A pair of articles in TheRegister.com demonstrates that security vulnerabilities are practically anywhere you bother to look these days. Today, an article, strangely entitled “Hotel hacking could pump smut into every room”, discusses vulnerabilities that the security firm SecureTest found in the way a hotel had implemented Cisco’s Long-Reach Ethernet Technology. This is the technology that some hotels use to provide pay-per-view and high-speed Internet access. SecureTest found that there were no passwords on the television set-top boxes, so they could connect to them with telnet (on TCP port 5001) and change what the television was watching – moving it to a porn channel, for example. The hotel also failed to lock down its network, so the firm was able to break into an internal FTP server and, from there, compromise the database of TV usage.

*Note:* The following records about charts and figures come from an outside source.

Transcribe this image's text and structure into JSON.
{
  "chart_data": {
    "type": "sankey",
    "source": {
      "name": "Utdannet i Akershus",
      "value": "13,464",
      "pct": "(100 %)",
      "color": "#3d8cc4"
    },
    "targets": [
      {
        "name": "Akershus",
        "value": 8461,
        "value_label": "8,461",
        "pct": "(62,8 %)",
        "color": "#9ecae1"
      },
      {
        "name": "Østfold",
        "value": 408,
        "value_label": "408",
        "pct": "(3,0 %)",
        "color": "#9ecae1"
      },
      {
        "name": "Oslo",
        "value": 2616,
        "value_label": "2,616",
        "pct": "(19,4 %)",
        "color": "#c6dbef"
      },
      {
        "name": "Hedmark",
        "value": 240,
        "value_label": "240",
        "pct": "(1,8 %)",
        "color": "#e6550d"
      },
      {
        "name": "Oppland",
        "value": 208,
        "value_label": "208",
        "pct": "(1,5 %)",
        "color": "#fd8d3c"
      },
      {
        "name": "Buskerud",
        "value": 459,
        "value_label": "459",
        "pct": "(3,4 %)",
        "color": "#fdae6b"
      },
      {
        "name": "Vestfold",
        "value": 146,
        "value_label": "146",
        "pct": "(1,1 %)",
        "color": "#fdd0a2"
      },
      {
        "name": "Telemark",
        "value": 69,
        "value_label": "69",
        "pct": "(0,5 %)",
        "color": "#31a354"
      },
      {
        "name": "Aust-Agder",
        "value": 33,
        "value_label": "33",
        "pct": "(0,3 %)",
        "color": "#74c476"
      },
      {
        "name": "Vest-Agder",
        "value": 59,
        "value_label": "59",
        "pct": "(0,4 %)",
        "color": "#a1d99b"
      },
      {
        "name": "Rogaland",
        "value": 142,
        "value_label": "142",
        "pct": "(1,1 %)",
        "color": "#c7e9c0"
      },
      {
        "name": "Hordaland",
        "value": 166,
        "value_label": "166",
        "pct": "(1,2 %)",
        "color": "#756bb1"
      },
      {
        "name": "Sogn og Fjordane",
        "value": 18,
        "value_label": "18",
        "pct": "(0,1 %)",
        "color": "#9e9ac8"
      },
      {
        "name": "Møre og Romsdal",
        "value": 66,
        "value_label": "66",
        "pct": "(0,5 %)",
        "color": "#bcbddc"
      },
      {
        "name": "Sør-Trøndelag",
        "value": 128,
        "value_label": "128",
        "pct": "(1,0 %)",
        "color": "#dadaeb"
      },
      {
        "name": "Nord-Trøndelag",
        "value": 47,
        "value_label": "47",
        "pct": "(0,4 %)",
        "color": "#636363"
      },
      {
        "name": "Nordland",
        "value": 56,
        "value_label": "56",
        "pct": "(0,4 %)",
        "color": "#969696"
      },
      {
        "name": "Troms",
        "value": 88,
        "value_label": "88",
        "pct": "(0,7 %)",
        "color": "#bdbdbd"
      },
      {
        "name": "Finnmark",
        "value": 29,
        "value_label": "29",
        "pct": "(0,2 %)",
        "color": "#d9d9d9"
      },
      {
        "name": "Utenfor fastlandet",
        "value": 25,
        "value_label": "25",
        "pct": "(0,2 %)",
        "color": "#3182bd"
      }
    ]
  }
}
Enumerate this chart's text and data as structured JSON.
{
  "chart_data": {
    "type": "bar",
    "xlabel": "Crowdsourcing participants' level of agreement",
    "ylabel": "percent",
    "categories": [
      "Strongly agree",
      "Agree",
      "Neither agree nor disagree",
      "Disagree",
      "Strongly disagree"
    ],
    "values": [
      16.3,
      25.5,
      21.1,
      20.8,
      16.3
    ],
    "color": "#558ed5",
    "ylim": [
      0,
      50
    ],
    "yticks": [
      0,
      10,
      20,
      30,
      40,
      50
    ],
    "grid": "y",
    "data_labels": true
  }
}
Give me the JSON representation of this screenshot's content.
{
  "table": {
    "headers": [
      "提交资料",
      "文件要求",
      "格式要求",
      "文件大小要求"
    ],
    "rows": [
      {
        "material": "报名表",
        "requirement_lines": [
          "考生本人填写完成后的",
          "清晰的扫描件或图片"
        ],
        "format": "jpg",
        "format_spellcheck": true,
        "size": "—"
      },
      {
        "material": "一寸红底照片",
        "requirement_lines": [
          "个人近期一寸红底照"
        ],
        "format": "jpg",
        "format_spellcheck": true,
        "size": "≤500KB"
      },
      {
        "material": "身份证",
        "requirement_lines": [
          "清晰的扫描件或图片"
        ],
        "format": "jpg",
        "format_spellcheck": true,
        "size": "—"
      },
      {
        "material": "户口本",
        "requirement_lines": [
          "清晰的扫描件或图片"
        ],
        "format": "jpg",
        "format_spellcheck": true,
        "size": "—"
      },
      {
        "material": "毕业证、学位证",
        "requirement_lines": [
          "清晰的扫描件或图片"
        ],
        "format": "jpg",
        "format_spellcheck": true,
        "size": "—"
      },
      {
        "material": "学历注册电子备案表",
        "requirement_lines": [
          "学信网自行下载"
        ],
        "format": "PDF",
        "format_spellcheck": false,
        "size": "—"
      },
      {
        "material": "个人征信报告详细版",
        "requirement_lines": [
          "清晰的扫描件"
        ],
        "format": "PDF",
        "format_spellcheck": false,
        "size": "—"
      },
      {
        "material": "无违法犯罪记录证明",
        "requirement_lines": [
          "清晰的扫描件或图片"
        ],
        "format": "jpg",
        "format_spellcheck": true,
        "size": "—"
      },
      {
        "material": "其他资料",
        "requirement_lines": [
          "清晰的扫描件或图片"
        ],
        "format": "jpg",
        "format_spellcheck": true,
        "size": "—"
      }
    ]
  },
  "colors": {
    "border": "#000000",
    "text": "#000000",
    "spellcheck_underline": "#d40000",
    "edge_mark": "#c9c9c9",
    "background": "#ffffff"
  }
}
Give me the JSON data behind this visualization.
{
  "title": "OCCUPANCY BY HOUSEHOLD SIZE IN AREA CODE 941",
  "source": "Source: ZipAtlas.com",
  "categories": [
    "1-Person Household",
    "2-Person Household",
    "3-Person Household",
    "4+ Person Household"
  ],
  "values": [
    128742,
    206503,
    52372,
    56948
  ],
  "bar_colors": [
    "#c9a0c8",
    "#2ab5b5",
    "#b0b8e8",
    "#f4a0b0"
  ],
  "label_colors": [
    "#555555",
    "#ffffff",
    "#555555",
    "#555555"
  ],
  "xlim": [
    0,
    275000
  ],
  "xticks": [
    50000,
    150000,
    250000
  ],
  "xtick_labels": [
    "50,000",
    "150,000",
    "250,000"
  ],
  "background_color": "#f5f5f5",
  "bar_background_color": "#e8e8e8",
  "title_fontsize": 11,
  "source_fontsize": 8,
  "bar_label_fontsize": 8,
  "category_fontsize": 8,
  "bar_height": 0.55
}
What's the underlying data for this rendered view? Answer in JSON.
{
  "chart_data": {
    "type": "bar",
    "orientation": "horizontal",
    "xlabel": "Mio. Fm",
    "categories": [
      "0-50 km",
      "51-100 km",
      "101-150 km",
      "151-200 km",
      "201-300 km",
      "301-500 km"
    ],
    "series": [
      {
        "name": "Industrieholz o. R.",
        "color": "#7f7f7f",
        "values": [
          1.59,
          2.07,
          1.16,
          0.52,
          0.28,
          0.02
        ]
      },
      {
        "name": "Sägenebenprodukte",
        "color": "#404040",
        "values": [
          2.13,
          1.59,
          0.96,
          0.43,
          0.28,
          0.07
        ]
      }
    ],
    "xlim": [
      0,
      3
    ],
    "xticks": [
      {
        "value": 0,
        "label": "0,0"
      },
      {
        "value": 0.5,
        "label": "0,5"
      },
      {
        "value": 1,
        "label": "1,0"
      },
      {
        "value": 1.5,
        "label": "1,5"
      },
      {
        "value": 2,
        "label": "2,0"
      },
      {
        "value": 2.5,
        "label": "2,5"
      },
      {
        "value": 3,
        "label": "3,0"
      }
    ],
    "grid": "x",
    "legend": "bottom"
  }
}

In another article, “Infrared exploits open the door to hotel hacking”, Adam Laurie, technical director at secure hosting outfit The Bunker, showed that there is precious little security in the typical hotel infra-red communication system. Once again, this can be used to take over a television in a hotel room and access free content. Well, that’s not a big deal. But you can also change the IP address and frame somebody in another room.
Both of these stories illustrate two important points. First, the perimeter is dead — if you have a network, there is a real chance that attackers will be on it, trying to compromise other machines on your network. No sense in trying to hide behind a firewall.
But, second, and perhaps more importantly, these stories show that when computer systems are designed and deployed, they invariably have security holes. Some of the holes are fundamental. Some of them are deployment-specific. And most customers aren’t aware of the holes and, largely, don’t think that they matter–until they get hit.